The upcoming Malta Jazz Festival can be summed up in a few words, according to its new artistic director: "Quality, eclecticism... and a return to jazz," having deviated from the original concept over the last three years.

Following a hiatus, it is returning with a "back-to-the-roots" approach and a "clean, straight-ahead" jazz line-up, under the artistic direction of Sandro Zerafa.

For the Paris-based jazz guitarist and composer, the festival's educational element is important - without compromising the appeal.

"I would like the Maltese to be more exposed to this art form, which is lacking on the cultural calendar. Jazz is rare on the local scene and needs to be introduced in an appealing way."

In fact, Mr Zerafa's challenge and personal stamp is "to find the right equilibrium between music that is less appealing and music that has a wider audience, while still falling within the jazz framework".

The festival's last three editions, which had been passed into private hands, had gone "off track" and it needed to get back onto the rails, Mr Zerafa said.

Last September, it was announced that the annual Malta Rock and Jazz Festival would be losing the "rock" again and returning to the original organiser, the Malta Council for Culture and the Arts, in the hope of winning back jazz aficionados.

"Jazz embraces many influences and has to be presented in its varying facets, of course without any artistic compromises," said Mr Zerafa.

And that is what the line-up intends to do, promising a unique three days of world-class jazz.

The festival, scheduled for July 16-18, will include some of the biggest names in the contemporary jazz scene: The opening act will be Brad Mehldau, one of the most influential jazz pianists of the last 20 years. Considered to be one of the highlights, his contribution should return Malta to its former prestigious position on the European jazz festival circuit.

For those less familiar with jazz, but into Latin music, the festival will offer the salsa and Afro-Cuban touch of Grammy-Award-winning, virtuoso flutist, Orlando Maraca Valle.

Guitar legend John Scofield, a household name, will return to the festival with his latest project The Piety Street Band, which rediscovers his roots and delivers music that is tinged with R & B, blues and gospel flavours.

The festival will be closed by award-winning Miguel Zenon, the "rising star" of the alto saxophone and one of the leading voices on the New York jazz scene, following bossa nova performances by Brazilian singer and pianist Eliane Elias, as well as jazz guitar renditions by Kurt Rosenwinkel accompanied by Eric Revis and Rodney Green.

Local talent will be present in the form of Dominic Galea and Oliver Degabriele's trios.

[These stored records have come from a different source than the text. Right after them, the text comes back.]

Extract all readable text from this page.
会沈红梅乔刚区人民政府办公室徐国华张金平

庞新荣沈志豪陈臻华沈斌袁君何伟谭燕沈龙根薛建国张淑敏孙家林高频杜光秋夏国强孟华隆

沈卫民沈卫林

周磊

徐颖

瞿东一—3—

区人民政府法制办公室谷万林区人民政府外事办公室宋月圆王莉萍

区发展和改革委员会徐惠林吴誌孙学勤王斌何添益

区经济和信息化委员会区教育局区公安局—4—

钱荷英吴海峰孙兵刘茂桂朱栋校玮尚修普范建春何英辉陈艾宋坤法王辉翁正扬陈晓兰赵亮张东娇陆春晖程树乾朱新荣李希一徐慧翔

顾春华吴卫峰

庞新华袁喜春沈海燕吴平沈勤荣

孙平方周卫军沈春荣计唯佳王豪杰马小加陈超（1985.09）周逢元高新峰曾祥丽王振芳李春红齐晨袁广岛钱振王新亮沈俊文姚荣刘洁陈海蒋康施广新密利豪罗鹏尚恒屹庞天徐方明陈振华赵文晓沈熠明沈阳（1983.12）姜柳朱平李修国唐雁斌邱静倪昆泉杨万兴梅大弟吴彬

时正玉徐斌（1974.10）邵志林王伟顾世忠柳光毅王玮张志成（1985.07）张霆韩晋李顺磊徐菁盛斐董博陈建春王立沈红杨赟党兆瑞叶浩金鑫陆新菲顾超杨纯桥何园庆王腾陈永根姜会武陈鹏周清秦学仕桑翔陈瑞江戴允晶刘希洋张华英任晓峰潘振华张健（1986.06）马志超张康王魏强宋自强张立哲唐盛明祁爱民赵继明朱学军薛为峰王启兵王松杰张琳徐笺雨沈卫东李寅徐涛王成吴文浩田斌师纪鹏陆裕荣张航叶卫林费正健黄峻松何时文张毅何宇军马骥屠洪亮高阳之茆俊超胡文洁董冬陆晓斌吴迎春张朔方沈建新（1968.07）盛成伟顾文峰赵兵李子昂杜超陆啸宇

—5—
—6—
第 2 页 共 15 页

The latter will be joined by vocalist Alison Galea of Beangrowers fame, while Mr Galea will present a new set of compositions for the first time.

Both will also perform with foreign musicians in line with the festival's aim to encourage interaction between the local and overseas jazz scenes, Mr Zerafa said.

Malta did not have a real jazz scene, he continued. Despite good musicians, there was a lack of regular concerts, meaning the public was not used to the art form.

This year's Jazz Festival will also return to its home at Ta' Liesse in Valletta, where it was born in 1990 with a line-up of some of the best jazz exponents of the time, including Chick Corea, Herbie Hancock and Yellowjackets.

Over the years, it featured other international jazz legends but its reputation was not just built on that, MCCA chairman Adrian Mamo said.

The unique location, offering breathtaking views of Grand Harbour, was part of the mix, he said, quoting Chick Corea as having exclaimed that he had never "performed in a postcard before".

Despite all these ingredients, however, the economic impact of a recession was being felt and sponsorship was not as readily available.

"If anyone is passionate about jazz, now is the time to show it," he appealed, hoping that audiences would help keep the Jazz Festival alive.

The council was planning to turn it into more of a cultural event, with the "bigger picture" including intellectual debates and enrichment classes.

Tickets cost €15 for one night but buying two means the third night is free. Students and senior citizens are being charged €12 for one night and €24 for three; while a novel gold area - front-row seating - costs €30, €45 and €60 for one, two or three nights respectively.